Exercise	What is the coefficient of friction of the body on an inclined plane, if the angle of inclination of the plane is and its length is . The body moves along the plane with constant acceleration during the time t.
Solution	In accordance with Newton's second law, the resultant of forces applied to a body moving with acceleration is: In projections on the X and Y axes of equation (2.1), we obtain:

If the bar is pulled with a dynamometer at a constant speed, then the dynamometer shows the modulus of sliding friction force (F tr). Here, the elastic force of the dynamometer spring balances the force of sliding friction.

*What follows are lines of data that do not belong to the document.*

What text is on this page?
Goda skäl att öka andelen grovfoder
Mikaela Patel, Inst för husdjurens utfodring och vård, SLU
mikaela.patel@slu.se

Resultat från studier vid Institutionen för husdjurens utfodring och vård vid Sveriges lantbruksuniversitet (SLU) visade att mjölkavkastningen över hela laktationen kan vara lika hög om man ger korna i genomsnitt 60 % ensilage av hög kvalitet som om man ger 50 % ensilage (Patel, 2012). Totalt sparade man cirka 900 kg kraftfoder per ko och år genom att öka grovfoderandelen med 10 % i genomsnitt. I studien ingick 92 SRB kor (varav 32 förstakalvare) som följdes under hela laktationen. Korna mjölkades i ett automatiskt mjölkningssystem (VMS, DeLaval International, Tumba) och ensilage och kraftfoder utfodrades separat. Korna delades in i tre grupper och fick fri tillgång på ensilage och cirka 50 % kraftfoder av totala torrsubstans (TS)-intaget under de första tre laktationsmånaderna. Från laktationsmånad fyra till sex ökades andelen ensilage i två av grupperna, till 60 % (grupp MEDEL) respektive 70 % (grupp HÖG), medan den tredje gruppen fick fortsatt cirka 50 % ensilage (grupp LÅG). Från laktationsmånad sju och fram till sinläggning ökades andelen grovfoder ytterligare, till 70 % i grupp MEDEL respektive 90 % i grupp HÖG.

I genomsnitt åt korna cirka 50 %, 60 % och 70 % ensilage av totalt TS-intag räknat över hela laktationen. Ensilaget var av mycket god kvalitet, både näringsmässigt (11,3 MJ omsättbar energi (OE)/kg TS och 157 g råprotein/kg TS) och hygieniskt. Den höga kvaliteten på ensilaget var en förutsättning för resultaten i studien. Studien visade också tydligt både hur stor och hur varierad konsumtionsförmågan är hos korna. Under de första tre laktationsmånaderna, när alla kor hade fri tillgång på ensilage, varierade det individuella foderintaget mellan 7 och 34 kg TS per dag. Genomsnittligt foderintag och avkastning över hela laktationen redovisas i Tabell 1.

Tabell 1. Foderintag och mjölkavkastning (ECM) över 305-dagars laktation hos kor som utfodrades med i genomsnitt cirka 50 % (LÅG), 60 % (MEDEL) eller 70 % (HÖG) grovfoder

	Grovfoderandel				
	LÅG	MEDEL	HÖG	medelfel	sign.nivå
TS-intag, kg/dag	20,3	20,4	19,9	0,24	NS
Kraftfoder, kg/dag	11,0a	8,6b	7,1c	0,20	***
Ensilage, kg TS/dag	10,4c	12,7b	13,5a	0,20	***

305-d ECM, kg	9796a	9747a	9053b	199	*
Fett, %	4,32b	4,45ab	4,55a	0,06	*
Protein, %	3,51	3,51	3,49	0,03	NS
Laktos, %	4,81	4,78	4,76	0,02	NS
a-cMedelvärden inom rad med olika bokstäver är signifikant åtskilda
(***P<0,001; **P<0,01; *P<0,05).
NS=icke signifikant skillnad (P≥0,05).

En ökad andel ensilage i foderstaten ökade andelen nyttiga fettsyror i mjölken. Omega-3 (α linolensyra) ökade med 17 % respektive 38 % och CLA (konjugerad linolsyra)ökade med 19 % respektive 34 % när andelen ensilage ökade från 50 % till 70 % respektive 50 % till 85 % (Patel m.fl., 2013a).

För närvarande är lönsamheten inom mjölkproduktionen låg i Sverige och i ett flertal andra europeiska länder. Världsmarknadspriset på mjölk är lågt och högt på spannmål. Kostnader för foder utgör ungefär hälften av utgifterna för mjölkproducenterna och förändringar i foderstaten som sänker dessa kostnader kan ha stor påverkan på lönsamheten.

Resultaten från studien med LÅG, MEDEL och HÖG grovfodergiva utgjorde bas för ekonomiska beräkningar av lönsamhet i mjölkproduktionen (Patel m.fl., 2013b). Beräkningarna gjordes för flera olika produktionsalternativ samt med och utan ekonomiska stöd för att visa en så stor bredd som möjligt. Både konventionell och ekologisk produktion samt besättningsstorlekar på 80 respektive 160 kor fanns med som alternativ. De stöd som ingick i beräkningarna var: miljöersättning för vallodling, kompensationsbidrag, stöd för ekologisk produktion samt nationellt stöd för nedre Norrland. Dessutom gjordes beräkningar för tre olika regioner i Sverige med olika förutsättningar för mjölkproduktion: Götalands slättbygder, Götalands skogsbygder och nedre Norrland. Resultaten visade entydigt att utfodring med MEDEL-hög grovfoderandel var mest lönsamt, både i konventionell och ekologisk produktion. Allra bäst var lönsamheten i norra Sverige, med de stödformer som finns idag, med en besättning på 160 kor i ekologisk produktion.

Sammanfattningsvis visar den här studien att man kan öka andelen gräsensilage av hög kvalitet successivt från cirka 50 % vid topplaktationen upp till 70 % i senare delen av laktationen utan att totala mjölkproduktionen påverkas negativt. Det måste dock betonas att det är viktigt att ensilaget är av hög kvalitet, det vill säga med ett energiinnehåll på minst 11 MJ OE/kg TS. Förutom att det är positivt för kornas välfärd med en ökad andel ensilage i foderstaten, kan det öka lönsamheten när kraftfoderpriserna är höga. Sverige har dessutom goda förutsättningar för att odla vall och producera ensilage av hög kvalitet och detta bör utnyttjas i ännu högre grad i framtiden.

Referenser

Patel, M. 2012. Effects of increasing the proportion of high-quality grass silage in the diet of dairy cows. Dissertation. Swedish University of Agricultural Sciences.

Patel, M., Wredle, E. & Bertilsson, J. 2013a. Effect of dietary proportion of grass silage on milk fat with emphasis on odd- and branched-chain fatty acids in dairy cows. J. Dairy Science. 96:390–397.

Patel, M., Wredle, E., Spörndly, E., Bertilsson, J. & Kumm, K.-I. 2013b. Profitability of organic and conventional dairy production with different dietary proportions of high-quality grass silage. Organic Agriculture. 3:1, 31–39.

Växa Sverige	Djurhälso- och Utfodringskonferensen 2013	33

On the other hand, the force of sliding friction depends on the force of the normal reaction of the support (N), which arises as a result of the action of the body weight. The greater the weight, the greater the force of the normal reaction. And the greater the normal reaction force, the greater the friction force. There is a direct proportional relationship between these forces, which can be expressed by the formula:

Here μ is coefficient of friction. It shows exactly how the force of sliding friction depends on the force of the normal reaction (or, one might say, on the weight of the body), what proportion of it it is. The coefficient of friction is a dimensionless quantity. For different pairs of surfaces, μ has a different value.

So, for example, wooden objects rub against each other with a coefficient of 0.2 to 0.5 (depending on the type of wooden surfaces). This means that if the force of the normal reaction of the support is 1 N, then during movement the sliding friction force can be in the range from 0.2 N to 0.5 N.

From the formula F tr \u003d μN, it follows that knowing the forces of friction and normal reaction, it is possible to determine the coefficient of friction for any surfaces:

The strength of the normal support reaction depends on the weight of the body. It is equal to it in modulus, but opposite in direction. Body weight (P) can be calculated by knowing the mass of the body. Thus, if we do not take into account the vectorial nature of quantities, we can write that N = P = mg. Then the coefficient of friction is found by the formula:

μ = F tr / (mg)

For example, if it is known that the friction force of a body with a mass of 5 kg moving along the surface is 12 N, then you can find the coefficient of friction: μ = 12 N / (5 kg ∙ 9.8 N/kg) = 12 N / 49 N ≈ 0.245.